Wednesday, Sept 21st
   Had a letter from Aunt's housekeeper. Looks as if the old lady is packing up, but persuaded Nora to wait till tomorrow before visiting Watford. M and I had tea at Goring and then walked up the lane. Mary said her parents were talking of coming to live in Reading, so presumably she could live with them and look after them! Golly! Buy a bottle of Bordeaux to fortify us!  

Thursday, Sept 22nd
   Nora at Watford all day. Just when we are going straight and clear of all visitors, Lady Helen Asquith rings up and wants to come over tomorrow morning. I am lecturing to a group of W.I. on the National Trust in Reading in the afternoon.

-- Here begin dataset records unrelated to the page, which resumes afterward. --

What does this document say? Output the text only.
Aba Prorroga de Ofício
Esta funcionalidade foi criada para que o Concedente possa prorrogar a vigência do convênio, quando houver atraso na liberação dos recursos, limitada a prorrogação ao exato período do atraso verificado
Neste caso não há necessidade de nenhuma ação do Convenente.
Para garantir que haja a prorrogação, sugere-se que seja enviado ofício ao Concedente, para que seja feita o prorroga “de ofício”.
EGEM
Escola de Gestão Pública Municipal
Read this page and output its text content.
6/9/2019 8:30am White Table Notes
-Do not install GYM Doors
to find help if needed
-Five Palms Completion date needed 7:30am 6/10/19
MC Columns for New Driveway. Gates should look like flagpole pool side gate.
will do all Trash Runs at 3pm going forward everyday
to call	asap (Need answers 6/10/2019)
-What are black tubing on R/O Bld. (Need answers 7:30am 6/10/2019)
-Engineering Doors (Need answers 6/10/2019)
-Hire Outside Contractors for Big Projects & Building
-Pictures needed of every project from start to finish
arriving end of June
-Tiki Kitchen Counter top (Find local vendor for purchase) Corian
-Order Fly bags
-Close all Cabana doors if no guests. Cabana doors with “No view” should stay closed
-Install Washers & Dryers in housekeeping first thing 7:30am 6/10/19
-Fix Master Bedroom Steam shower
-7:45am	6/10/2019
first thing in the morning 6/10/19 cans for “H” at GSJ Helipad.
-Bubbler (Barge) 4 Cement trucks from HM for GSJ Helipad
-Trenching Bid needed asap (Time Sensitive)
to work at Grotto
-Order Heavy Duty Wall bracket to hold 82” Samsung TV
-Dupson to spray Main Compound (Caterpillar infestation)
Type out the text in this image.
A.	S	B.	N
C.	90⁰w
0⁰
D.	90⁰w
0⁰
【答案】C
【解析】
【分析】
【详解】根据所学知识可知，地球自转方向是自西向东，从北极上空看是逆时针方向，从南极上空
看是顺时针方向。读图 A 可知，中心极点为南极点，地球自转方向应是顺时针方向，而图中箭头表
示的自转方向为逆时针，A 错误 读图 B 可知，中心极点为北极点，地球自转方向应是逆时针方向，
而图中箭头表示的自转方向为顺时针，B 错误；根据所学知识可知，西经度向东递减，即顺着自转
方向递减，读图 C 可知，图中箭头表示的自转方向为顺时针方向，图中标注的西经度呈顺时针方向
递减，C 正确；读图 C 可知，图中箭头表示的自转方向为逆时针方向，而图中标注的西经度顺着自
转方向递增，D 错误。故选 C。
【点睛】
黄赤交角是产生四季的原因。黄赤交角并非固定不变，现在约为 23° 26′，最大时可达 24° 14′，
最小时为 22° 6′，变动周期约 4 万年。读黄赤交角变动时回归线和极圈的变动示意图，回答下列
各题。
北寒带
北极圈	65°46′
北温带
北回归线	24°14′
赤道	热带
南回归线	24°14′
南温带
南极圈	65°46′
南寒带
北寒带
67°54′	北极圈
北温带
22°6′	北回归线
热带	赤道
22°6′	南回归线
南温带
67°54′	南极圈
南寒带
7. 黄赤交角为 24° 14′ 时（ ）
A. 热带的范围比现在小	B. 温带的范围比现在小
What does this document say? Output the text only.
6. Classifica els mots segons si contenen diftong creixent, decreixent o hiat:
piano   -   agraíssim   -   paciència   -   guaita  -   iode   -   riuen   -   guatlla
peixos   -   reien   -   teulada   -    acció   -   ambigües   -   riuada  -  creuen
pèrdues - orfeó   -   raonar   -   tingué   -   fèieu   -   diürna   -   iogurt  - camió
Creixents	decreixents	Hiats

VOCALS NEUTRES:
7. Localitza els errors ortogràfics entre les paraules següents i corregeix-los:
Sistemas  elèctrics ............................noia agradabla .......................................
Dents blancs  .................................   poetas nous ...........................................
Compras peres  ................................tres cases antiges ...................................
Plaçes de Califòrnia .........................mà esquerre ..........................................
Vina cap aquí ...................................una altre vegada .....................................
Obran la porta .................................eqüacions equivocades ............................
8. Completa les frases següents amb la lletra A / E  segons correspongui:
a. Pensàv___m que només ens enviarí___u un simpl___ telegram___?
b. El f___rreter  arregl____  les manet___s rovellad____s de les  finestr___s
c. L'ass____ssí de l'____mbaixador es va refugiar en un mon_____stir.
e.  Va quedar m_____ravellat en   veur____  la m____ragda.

What a damned nuisance.

Friday, Sept 23rd
   Lady H announced we are to have an inspection in February or March, bad months anyway. Also a parent has complained to the Ministry about rejection of his child: here we appear to be batting on a good wicket as she was bottom in English.
 
Monday, Sept 26th
   Photographed with a "whizz whizz". Just sat down when found my zipper undone! Beat a hasty retreat wrapped in gown and did them up; a narrow squeak, very awkward, very awkward!

Wednesday, Sept 28th
   Hilary's last day as a civilian. He spent it in jeans, sweater and sandals! We had a bottle of Graves. He drank three glasses but showed no effect! "What you want," Klaus says, " is two pay books." "Klaus must be a crook," say I. "Oh, no!" he replies, "he is an  honest man. I am much more of a crook than he is!"

Thursday, Sept 29th
   Found he had changed razors with me. "Mine's easier to polish". "You won't have to polish your razor". "Yes, Klaus says he had to polish his toothbrush." Nora takes him to Reading and he goes off with some young men on the 10.25 to Oxford and the Cowley Barracks.